Sabado, Hunyo 20, 2015

CHRIST, KING AND PRIEST FOREVER

SCRUTATIO SCRIPTURAE


A Scrutatio for 4th Sunday of the CHRISTIAN SEASON OF ORDINARY TIME/TIME OF THE CHURCH

Readings from the Anglican Book of Common Prayer
Job 38:1-11 and 16-18 / Psalm 107:1-32 / II Corinthians 5:14-21 / Mark 4:35-41

Readings for the Pauline/Vatican II Rite of the Holy Sacrifice of the Mass
Job 38:1 and 8-11 / Psalm 107:23-24, 25-26, 28-29 and 30-31 / II Corinthians 5:14-17 / Mark 4:35-41


Readings for the Tridentine Rite of the Holy Sacrifice of the Mass
Introit: Psalm 27:1-2 and 3
Epistle: Romans 8:18-23
Gradual and Alleluia: Psalm 79:9-10 and 9:7-9

Gospel 
Luke 5:1-11


Offertory: 
Psalm 13:3-4

Communion Antiphon:
 Psalm 18:2

From an excerpt taken from a Treatise on the Trinity, written by a Priest of the Gospel of our LORD AND SAVIOR, JESUS CHRIST OF NAZARETH (Romans 15:16), Faustinus Luciferanus, written on the year 380 A.D. :         


CHRIST, KING AND PRIEST FOREVER

Our Saviour received a bodily anointing and so became a true king and a true priest. Both king and priest he was of his very self; a saviour could be nothing less. Hear in his own words how he himself became a king: I have been appointed king by God on Zion his holy mountain. Hear in the Father’s words that he was a priest: You are a priest for ever in the line of Melchizedek. Aaron was the first under the law to be made a priest by being anointed with chrism, yet the Father does not say, “in the line of Aaron,” lest it be believed that the Saviour’s priesthood could be passed on by inheritance, for at that time Aaron’s priesthood was transmitted by lineal descent. But the Saviour’s priesthood is not inherited because this priest lives on for ever. Therefore Scripture says: You are a priest for ever in the line of Melchizedek.

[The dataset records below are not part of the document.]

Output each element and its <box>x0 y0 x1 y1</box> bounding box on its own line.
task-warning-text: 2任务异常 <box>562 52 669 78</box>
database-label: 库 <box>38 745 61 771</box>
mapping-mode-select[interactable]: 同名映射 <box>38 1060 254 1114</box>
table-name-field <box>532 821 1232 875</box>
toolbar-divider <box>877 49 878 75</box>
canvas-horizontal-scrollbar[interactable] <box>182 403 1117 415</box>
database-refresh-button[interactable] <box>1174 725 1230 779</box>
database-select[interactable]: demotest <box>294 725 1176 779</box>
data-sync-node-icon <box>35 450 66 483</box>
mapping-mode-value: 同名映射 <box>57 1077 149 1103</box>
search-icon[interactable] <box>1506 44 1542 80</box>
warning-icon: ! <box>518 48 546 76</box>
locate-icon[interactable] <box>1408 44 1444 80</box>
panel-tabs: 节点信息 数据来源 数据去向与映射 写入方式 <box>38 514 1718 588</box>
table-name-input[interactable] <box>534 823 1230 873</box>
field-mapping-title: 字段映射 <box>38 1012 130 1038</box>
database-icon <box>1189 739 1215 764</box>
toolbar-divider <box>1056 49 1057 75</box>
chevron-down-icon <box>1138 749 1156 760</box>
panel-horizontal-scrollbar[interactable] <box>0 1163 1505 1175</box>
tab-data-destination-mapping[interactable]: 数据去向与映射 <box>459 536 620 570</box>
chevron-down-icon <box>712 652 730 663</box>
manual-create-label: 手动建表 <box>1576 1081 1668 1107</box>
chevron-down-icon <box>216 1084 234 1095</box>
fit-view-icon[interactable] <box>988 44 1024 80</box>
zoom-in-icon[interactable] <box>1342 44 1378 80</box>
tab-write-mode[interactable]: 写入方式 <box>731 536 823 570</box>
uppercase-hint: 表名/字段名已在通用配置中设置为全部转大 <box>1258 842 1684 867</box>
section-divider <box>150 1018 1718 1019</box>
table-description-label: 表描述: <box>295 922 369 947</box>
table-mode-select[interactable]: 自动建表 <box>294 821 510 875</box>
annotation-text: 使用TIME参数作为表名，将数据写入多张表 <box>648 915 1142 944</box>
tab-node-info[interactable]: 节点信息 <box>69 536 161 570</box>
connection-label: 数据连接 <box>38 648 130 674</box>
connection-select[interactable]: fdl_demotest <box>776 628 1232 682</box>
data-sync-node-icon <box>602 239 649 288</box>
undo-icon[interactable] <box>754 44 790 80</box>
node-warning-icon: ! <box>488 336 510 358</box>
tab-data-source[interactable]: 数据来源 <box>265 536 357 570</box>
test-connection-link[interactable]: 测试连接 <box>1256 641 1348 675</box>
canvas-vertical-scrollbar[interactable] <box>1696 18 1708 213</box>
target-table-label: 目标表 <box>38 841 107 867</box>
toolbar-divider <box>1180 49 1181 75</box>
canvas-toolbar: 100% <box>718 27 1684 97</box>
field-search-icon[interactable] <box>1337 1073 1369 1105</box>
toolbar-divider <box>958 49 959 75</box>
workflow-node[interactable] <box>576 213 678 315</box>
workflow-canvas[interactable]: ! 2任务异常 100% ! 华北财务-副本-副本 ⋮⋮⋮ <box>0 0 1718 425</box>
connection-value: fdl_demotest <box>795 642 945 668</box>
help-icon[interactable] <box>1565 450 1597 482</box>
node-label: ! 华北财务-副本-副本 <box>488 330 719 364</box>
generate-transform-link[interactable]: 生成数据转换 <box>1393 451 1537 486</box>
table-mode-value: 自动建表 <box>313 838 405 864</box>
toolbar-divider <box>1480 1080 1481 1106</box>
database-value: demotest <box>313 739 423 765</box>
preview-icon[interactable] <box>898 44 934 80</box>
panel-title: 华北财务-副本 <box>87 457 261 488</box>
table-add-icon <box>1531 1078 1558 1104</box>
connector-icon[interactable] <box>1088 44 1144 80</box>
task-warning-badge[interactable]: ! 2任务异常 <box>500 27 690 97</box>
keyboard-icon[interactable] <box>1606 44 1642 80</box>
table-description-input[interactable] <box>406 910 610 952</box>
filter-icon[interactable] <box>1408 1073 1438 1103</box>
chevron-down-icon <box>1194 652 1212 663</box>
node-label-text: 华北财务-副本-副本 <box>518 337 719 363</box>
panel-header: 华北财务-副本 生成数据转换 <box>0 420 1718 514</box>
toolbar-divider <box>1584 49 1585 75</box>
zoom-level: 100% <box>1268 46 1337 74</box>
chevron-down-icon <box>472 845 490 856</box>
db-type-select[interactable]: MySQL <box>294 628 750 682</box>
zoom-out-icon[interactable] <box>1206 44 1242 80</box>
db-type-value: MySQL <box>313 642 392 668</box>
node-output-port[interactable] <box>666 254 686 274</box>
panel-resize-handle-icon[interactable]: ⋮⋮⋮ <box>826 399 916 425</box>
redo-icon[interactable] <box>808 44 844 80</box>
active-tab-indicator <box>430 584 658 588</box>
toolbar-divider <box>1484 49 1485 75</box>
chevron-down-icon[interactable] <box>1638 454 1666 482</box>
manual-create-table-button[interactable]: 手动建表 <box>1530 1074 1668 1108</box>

There is, therefore, a saviour in the flesh who is both a king and a priest, though his anointing was not physical but spiritual. Among the Israelites, those kings and priests who were actually anointed with oil were either kings or priests. No man could be both king and priest; he had to be one or the other. Only Christ was both king and priest; because he had come to fulfil the law, he alone possessed the twofold perfection of kingship and priesthood.

Those who had been anointed with the oil of kingship or priesthood, although they received only one of these anointings, were called messiahs. Our Saviour, however, who is the Christ, was anointed by the Holy Spirit so that the passage in Scripture might be fulfilled: God, your God, has anointed you with the oil of gladness and raised you above your companions. The difference, then, between the one Christ and the many christs is in the anointing, since he was anointed with the oil of gladness, which signifies nothing other than the Holy Spirit.

This we know to be true from the Saviour himself. When he took the book of Isaiah, he opened it and read: The Spirit of the Lord is upon me because he has anointed me. He then said that the prophecy was fulfilled in the hearing of those listening.

Peter, the prince of the apostles, also taught that the chrism which made the Saviour a christ was the Holy Spirit; that is to say, the power of God. When in the Acts of the Apostles Peter spoke to that faithful and merciful man, the centurion, he said among other things: After the baptism which John preached, Jesus of Nazareth, whom God anointed with the Holy Spirit and with power, started out in Galilee and travelled about performing powerful miracles, and freeing all who were possessed by the devil.

So you see that Peter too said that Jesus in his humanity was anointed with the Holy Spirit and with power. Thus Jesus in his humanity truly became the Christ. By the anointing of the Holy Spirit, he was made both king and priest for ever.